Blacks represent 68% of HIV/AIDS cases in Mississippi
In 1981, the first cases of AIDS in this country were medically typed and stereotyped - it was a gay white man's disease.
Now, 25 years later, among Mississippi's children in particular, it is an African-American disease.
African Americans of all ages represent 68 percent of AIDS cases in Mississippi, compared with 40 percent nationwide, as reported by the Centers for Disease Control and Prevention.

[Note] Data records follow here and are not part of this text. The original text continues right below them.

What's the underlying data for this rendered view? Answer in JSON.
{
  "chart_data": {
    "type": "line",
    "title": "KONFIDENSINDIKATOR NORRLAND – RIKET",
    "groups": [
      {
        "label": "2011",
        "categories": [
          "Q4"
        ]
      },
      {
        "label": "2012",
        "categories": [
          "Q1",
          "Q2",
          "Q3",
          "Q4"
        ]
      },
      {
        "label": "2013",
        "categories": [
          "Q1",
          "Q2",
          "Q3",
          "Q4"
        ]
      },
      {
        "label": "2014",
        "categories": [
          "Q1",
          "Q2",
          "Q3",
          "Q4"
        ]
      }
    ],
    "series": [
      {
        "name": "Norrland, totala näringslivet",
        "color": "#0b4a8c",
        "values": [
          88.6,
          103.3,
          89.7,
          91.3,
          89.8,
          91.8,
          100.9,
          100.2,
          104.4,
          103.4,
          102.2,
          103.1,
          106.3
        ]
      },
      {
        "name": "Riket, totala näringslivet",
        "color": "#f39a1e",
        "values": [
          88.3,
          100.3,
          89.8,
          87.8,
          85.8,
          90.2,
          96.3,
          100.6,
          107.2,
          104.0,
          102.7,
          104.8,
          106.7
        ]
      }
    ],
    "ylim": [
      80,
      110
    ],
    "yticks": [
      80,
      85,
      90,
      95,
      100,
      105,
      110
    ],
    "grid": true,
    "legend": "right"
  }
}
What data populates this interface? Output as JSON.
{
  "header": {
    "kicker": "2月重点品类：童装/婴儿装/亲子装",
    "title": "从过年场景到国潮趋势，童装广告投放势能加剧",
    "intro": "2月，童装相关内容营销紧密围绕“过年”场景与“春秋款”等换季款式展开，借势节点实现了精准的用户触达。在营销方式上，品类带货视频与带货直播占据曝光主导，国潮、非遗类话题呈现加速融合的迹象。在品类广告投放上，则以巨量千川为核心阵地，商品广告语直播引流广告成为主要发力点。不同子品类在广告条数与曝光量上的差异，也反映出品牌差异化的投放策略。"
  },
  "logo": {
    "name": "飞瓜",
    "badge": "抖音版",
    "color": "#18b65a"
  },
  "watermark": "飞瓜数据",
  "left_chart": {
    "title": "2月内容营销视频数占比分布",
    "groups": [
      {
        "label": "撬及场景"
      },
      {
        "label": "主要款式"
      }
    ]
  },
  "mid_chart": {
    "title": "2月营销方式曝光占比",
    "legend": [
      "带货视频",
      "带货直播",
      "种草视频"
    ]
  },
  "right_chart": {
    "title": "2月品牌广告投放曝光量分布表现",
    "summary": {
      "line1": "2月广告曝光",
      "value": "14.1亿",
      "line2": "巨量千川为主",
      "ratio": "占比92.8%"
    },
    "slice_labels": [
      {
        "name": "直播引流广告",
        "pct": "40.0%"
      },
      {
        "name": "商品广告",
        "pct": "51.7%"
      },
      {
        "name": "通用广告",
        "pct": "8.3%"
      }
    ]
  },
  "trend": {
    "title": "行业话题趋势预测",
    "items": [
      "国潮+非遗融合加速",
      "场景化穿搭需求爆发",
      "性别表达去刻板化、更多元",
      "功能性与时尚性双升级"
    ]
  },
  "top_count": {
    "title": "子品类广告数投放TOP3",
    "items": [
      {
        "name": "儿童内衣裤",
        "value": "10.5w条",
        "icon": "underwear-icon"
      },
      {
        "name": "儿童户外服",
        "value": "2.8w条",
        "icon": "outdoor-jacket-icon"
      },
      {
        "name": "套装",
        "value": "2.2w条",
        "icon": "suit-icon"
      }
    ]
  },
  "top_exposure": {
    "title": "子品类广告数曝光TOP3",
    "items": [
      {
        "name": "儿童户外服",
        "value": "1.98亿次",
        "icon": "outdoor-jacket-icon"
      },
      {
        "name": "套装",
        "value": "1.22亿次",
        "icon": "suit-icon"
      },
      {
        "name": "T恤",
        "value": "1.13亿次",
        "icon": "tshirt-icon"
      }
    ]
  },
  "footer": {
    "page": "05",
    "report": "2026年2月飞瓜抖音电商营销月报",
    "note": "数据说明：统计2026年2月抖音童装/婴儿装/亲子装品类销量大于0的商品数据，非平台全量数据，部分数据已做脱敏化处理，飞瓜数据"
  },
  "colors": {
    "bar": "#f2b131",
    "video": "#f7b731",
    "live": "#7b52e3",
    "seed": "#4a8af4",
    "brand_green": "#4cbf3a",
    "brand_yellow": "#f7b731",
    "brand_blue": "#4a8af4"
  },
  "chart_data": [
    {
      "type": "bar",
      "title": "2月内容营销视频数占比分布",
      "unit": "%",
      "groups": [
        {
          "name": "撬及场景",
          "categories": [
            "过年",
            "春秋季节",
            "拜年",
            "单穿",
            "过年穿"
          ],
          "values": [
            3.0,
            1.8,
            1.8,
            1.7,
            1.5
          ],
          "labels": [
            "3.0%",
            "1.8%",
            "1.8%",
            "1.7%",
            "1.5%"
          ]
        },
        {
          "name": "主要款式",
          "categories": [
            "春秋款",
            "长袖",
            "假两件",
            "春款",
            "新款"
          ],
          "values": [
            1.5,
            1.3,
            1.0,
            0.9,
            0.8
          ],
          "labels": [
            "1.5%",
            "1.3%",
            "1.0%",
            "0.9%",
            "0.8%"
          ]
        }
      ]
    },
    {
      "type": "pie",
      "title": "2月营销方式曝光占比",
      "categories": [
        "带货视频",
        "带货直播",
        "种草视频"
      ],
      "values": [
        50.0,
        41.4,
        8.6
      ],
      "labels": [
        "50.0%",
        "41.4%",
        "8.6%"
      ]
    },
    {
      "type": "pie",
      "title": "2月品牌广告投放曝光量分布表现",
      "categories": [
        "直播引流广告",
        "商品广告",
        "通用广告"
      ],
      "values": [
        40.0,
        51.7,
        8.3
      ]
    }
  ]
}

In Mississippi, 58 children are known to be living with AIDS; all but six are African American, says Dr. Hannah Gay, head of the division of pediatric infectious diseases at University of Mississippi Medical Center in Jackson.
When children are born with AIDS, it's because the disease was passed on to them by their mothers at birth. In practically all cases, this doesn't have to be so, not if the mother is treated for her disease around the time the child is born.
"In Mississippi, no woman who's HIV-infected has given birth to an HIV-infected baby if she has participated in perinatal therapy," says Craig Thompson, director of the state Department of Health's STD/HIV bureau.
If an HIV mother gives birth without intervention, the baby will be infected about 30 percent of the time.
"An estimated 70 to 90 percent of the infections transmitted are done so by people who don't know they are infected," Thompson says.
They may not know because it could take "eight to 10 years before symptoms show up in adults after they're infected," Gay says.
More and more, those who are getting infected are African-American women, says James DeDeaux, executive director of South Mississippi AIDS Task Force in Biloxi. "Unprotected sex accounts for close to 90 percent of Mississippi's HIV disease," Thompson says.